O fosso entre o orçamento e a realidade é gigante. A recusa dos profissionais em realizar ainda mais horas extraordinárias e os constrangimentos observados levam a uma conclusão: o funcionamento em pleno do SNS tem dependido da boa vontade dos profissionais.

Se as condições de trabalho não melhoraram, nem os salários, para onde foi direcionado o orçamento da saúde? Para os convénios com os privados? Para as empresas de trabalho temporário?

Como a doença é uma inevitabilidade (mesmo que nos abstenhamos de comer bacalhau à Gomes de Sá em Agosto) não existem muitas opções: os ricos e remediados fazem um seguro de saúde (E ate esses tem limite). Os pobres estão entregues à sua sorte. Soa familiar? Os EUA são exemplo do serviço de saúde transformado em mercado livre. Há quem defenda que os sistemas privados são mais eficientes e trazem melhores resultados. Sem dúvida que em termos económicos sim, não é à toa que o sistema de saúde americano é um dos mais caros do mundo e movimenta bilhões de dólares na economia. Porem os EUA é o país desenvolvido com piores indicadores de saúde. Num mundo regido pelo dinheiro tudo acaba por ter um preço. Os direitos constitucionais à saúde,
educação e habitação passaram a ser mercados especulativos ou “oportunidades de negócio”.
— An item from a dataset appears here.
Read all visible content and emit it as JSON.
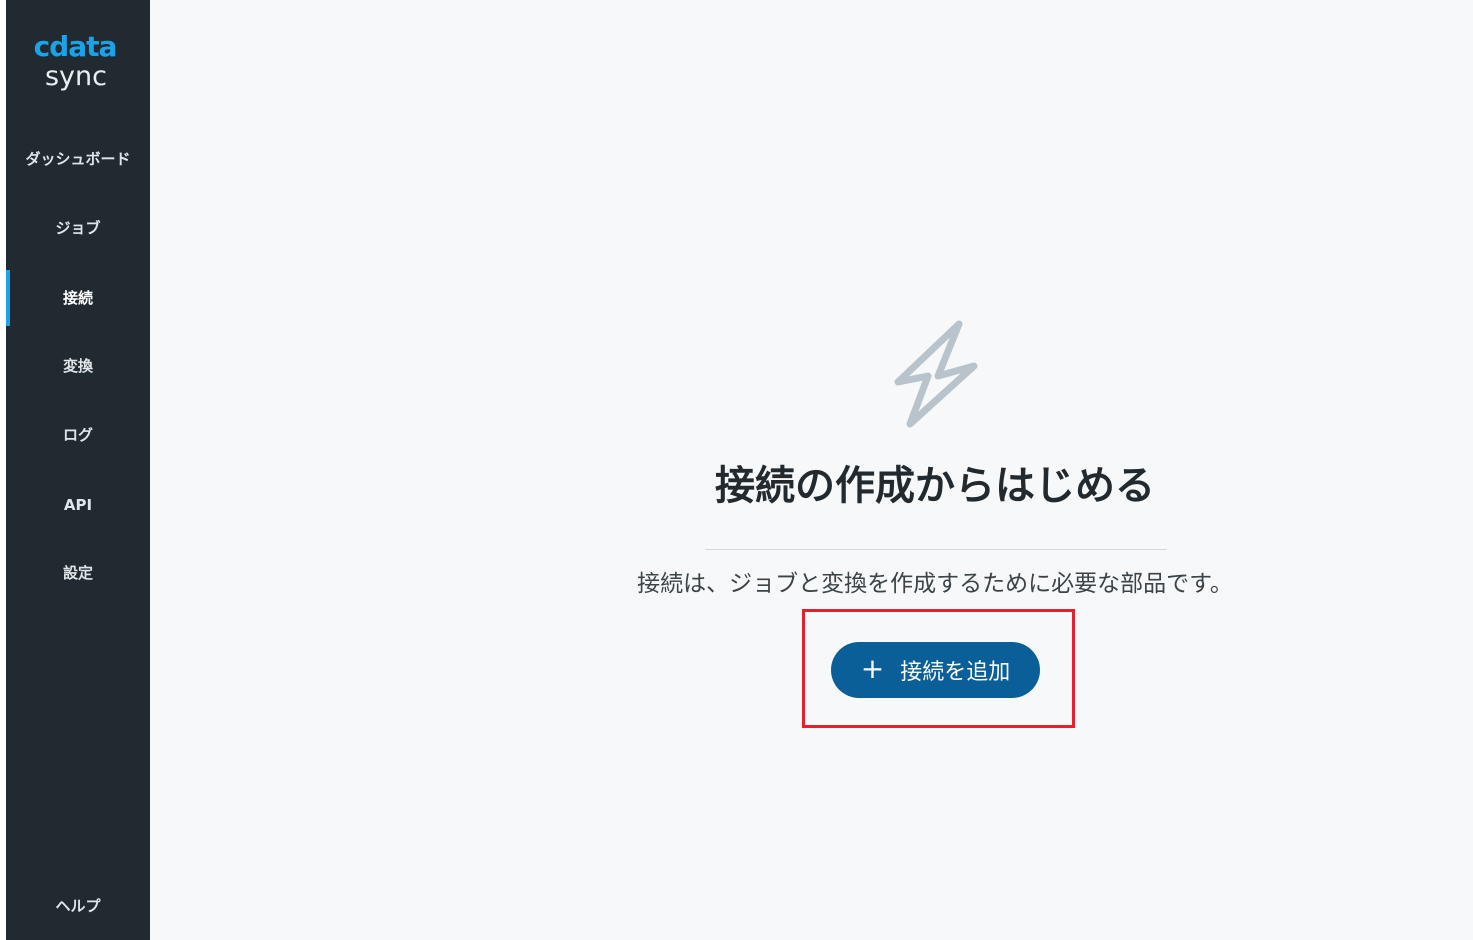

A desacreditação do SNS e dos seus profissionais faz parte da transição da Saúde para o mercado e oportunidade de negócio.

O exemplo americano é um vislumbre do que nos espreita: os nossos corpos, as nossas doenças serão bens transacionáveis num “mercado livre”, em que o valor monetário é justificação para negação de cuidados ou sobretratamento.

Dentro do sistema capitalista a democratização do acesso à medicina e ao seu exercício levou à degradação das condições de trabalho porém despertou consciências e um desejo de tornar o SNS mais do que caridade.

Este texto é dedicado a todas/os colegas em luta.